Cities adopt rules on aggressive panhandling, camping

GRANITE FALLS — Aggressive panhandling and unauthorized camping now are illegal here.

The City Council unanimously passed two ordinances Wednesday. One bans camping in public parks, streets, sidewalks, alleys or bridges. The other makes it illegal to intentionally block people or cars. It outlaws aggressive panhandling, defined as begging with the intent to intimidate or compel someone into giving money or goods. Officials say the problems are tied to homelessness and drug use.

Three other Snohomish County cities have passed similar rules in the past 11 months.

Snohomish in June banned aggressive panhandling.

Arlington in July updated city code to prohibit panhandling and illegal camping.

Marysville in October approved rules that crack down on panhandling and nuisance properties.

People who violate the new regulations in Granite Falls can get up to a $1,000 fine or 90 days in jail.

Recently, there have been problems with people tearing apart park benches for firewood and sleeping in a replica train on display in town, said Sgt. Scott Robertson, who took over as the Granite Falls police chief in March. Families complain about finding drug paraphernalia in the train and at parks, he said.

“This isn’t going to be … used as a hammer,” Robertson said. “We’re going to offer resources. We want to work with people who are really down on their luck and homeless, but on the other hand, when you’ve told the same people a number of times and the same problems persist, we need to have a way to deal with this.”

Though there have been problems with illegal camping, aggressive panhandling is rare in Granite Falls, Robertson said. He hopes it stays that way but wanted regulations in place in case anti-panhandling rules in other local cities cause homeless people to migrate to the next town.

Instead of banning panhandling entirely, the rule is focused on actions that make pedestrians or drivers fearful, such as blocking traffic or refusing to back off when someone doesn’t give money.

“It’s not against your right to ask for something, and make no mistake, some people need to ask for help,” Robertson said. “You have to have some sort of action by the person for this ordinance to apply. Just standing there holding a sign isn’t enough.”

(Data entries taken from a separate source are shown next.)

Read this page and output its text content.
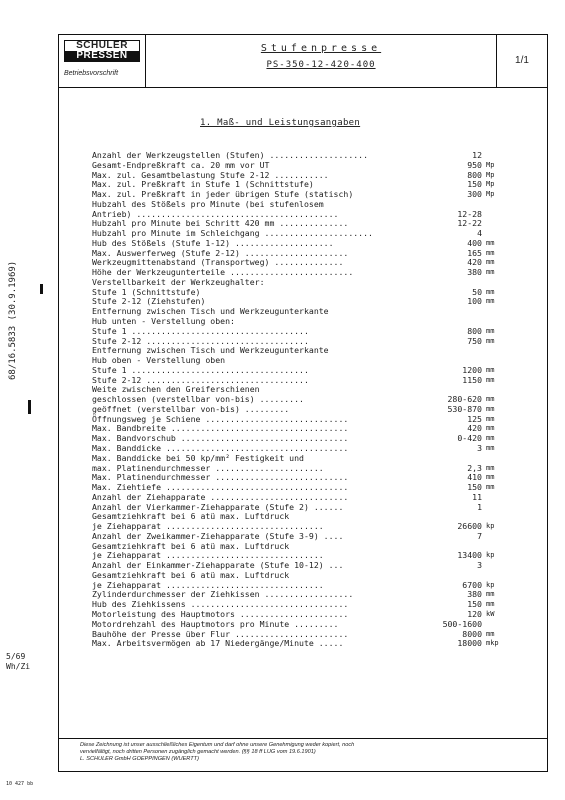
SCHULER
PRESSEN
Betriebsvorschrift
Stufenpresse
PS-350-12-420-400	1/1
1. Maß- und Leistungsangaben
Anzahl der Werkzeugstellen (Stufen) ....................	12
Gesamt-Endpreßkraft ca. 20 mm vor UT	950 Mp
Max. zul. Gesamtbelastung Stufe 2-12 ...........	800 Mp
Max. zul. Preßkraft in Stufe 1 (Schnittstufe)	150 Mp
Max. zul. Preßkraft in jeder übrigen Stufe (statisch)	300 Mp
Hubzahl des Stößels pro Minute (bei stufenlosem
Antrieb) .........................................	12-28
Hubzahl pro Minute bei Schritt 420 mm ..............	12-22
Hubzahl pro Minute im Schleichgang ......................	4
Hub des Stößels (Stufe 1-12) ....................	400 mm
Max. Auswerferweg (Stufe 2-12) .....................	165 mm
Werkzeugmittenabstand (Transportweg) ..............	420 mm
Höhe der Werkzeugunterteile .........................	380 mm
Verstellbarkeit der Werkzeughalter:
Stufe 1 (Schnittstufe)	50 mm
Stufe 2-12 (Ziehstufen)	100 mm
Entfernung zwischen Tisch und Werkzeugunterkante
Hub unten - Verstellung oben:
Stufe 1 ....................................	800 mm
Stufe 2-12 .................................	750 mm
Entfernung zwischen Tisch und Werkzeugunterkante
Hub oben - Verstellung oben
Stufe 1 ....................................	1200 mm
Stufe 2-12 .................................	1150 mm
Weite zwischen den Greiferschienen
geschlossen (verstellbar von-bis) .........	280-620 mm
geöffnet (verstellbar von-bis) .........	530-870 mm
Öffnungsweg je Schiene .............................	125 mm
Max. Bandbreite ....................................	420 mm
Max. Bandvorschub ..................................	0-420 mm
Max. Banddicke .....................................	3 mm
Max. Banddicke bei 50 kp/mm² Festigkeit und
max. Platinendurchmesser ......................	2,3 mm
Max. Platinendurchmesser ...........................	410 mm
Max. Ziehtiefe .....................................	150 mm
Anzahl der Ziehapparate ............................	11
Anzahl der Vierkammer-Ziehapparate (Stufe 2) ......	1
Gesamtziehkraft bei 6 atü max. Luftdruck
je Ziehapparat ................................	26600 kp
Anzahl der Zweikammer-Ziehapparate (Stufe 3-9) ....	7
Gesamtziehkraft bei 6 atü max. Luftdruck
je Ziehapparat ................................	13400 kp
Anzahl der Einkammer-Ziehapparate (Stufe 10-12) ...	3
Gesamtziehkraft bei 6 atü max. Luftdruck
je Ziehapparat ................................	6700 kp
Zylinderdurchmesser der Ziehkissen ..................	380 mm
Hub des Ziehkissens ................................	150 mm
Motorleistung des Hauptmotors ......................	120 kW
Motordrehzahl des Hauptmotors pro Minute .........	500-1600
Bauhöhe der Presse über Flur .......................	8000 mm
Max. Arbeitsvermögen ab 17 Niedergänge/Minute .....	18000 mkp
Diese Zeichnung ist unser ausschließliches Eigentum und darf ohne unsere Genehmigung weder kopiert, noch
vervielfältigt, noch dritten Personen zugänglich gemacht werden. (§§ 18 ff LUG vom 19.6.1901)
L. SCHULER GmbH GOEPPINGEN (WUERTT)
68/16.5833 (30.9.1969)
5/69
Wh/Zi
10 427 bb
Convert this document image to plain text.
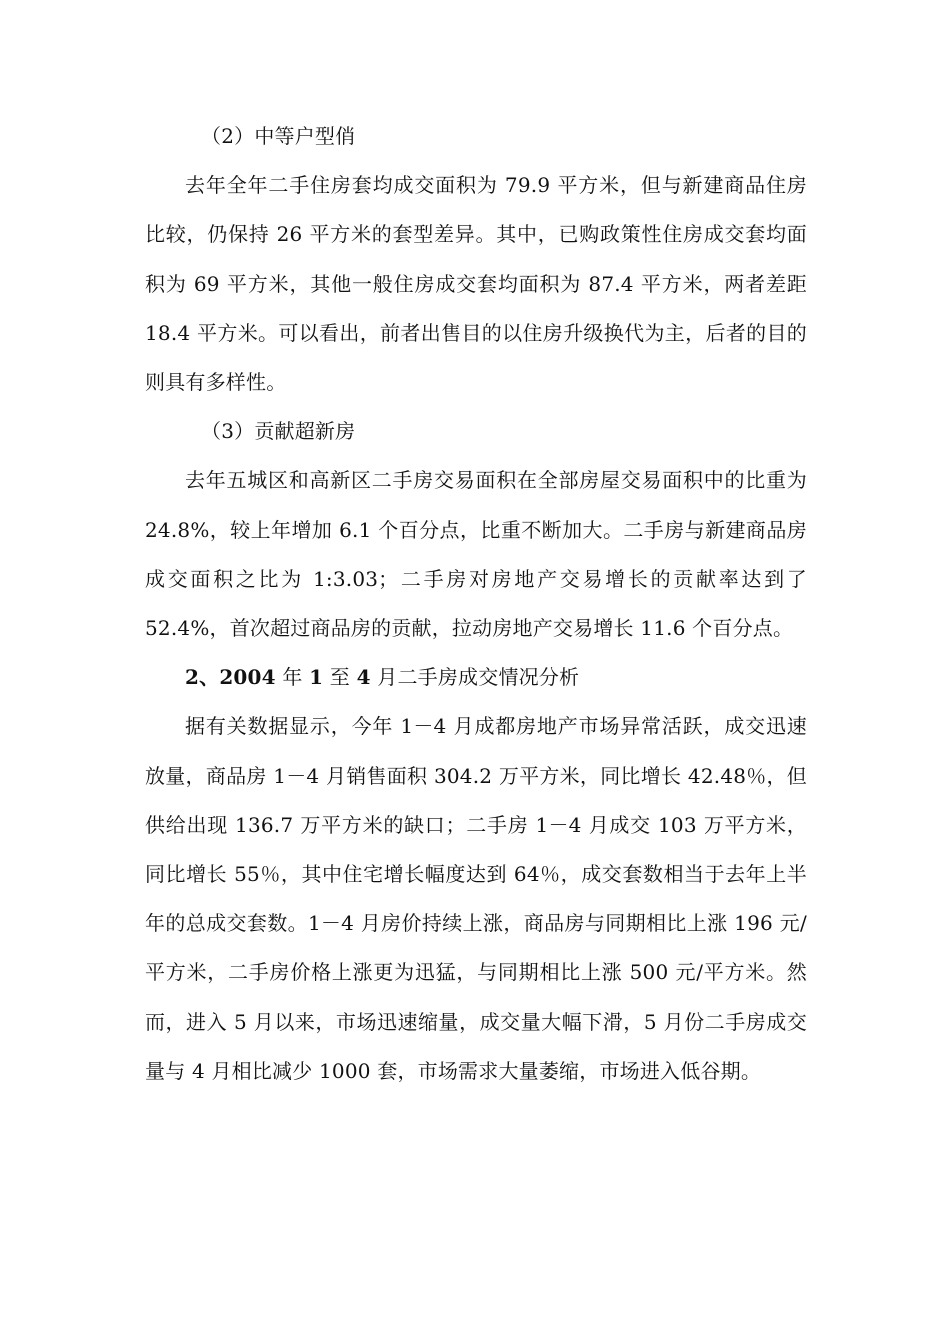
（2）中等户型俏

去年全年二手住房套均成交面积为 79.9 平方米，但与新建商品住房比较，仍保持 26 平方米的套型差异。其中，已购政策性住房成交套均面积为 69 平方米，其他一般住房成交套均面积为 87.4 平方米，两者差距 18.4 平方米。可以看出，前者出售目的以住房升级换代为主，后者的目的则具有多样性。

（3）贡献超新房

去年五城区和高新区二手房交易面积在全部房屋交易面积中的比重为 24.8%，较上年增加 6.1 个百分点，比重不断加大。二手房与新建商品房成交面积之比为 1:3.03；二手房对房地产交易增长的贡献率达到了 52.4%，首次超过商品房的贡献，拉动房地产交易增长 11.6 个百分点。

2、2004 年 1 至 4 月二手房成交情况分析

据有关数据显示，今年 1－4 月成都房地产市场异常活跃，成交迅速放量，商品房 1－4 月销售面积 304.2 万平方米，同比增长 42.48％，但供给出现 136.7 万平方米的缺口；二手房 1－4 月成交 103 万平方米，同比增长 55％，其中住宅增长幅度达到 64％，成交套数相当于去年上半年的总成交套数。1－4 月房价持续上涨，商品房与同期相比上涨 196 元/平方米，二手房价格上涨更为迅猛，与同期相比上涨 500 元/平方米。然而，进入 5 月以来，市场迅速缩量，成交量大幅下滑，5 月份二手房成交量与 4 月相比减少 1000 套，市场需求大量萎缩，市场进入低谷期。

The Everett City Council last month rejected a proposal to ban panhandling on street corners. The 4-2 vote came after hours of public testimony.

The American Civil Liberties Union of Washington called the Everett proposal unconstitutional, saying begging is free speech. Everett already has rules in place prohibiting “aggressive begging.” The city also prohibits illegal camping in public areas.

The community heroin epidemic and drug-related crimes have brought panhandling and illegal camping into the spotlight. However, these regulations are nothing new; some cities have had laws on the books for decades.

At least half of the cities in the county have rules about panhandling or aggressive begging, and three more have regulations specific to that activity in public parks. Seventeen of the 20 communities have camping restrictions, some regarding homeless camps and others regarding use of parks or beaches.

Three towns — Woodway, Darrington and Brier — don’t have rules for begging or camping, and it hasn’t been a problem so far, officials said.

“Brier is the epitome of a bedroom community,” City Clerk Paula Swisher said. “We don’t have any panhandling or camping in public spaces. We don’t have any laws on our books about that nor are we considering adopting anything like that.”

Staff in Stanwood have talked about bringing the issue to the City Council. The community is not far from Arlington and Marysville, where new restrictions on panhandling could push transients out of town and on to the next stop.

With all the talk in neighboring cities, “we want to bring that to the council and see if they’re interested,” City Administrator Deborah Knight said.

Officials in most cities agree panhandling tends to be most common the closer you get to I-5. Smokey Point, which straddles Arlington and Marysville, has been a hot spot. Arlington police said they respond to hundreds of shoplifting calls there a year and have found camps littered with trash and used needles.

Problems in Granite Falls haven’t been as bad as the cities along the I-5 corridor, Robertson said. The new ordinances are “tools we have when other resources fail” to help get people off the streets.

Ideally, conversations and referrals for social services could help people avoid fines or arrests under the new rules, Robertson said.

“I hope it doesn’t become an issue,” he said. “I hope that we never have to use these ordinances.”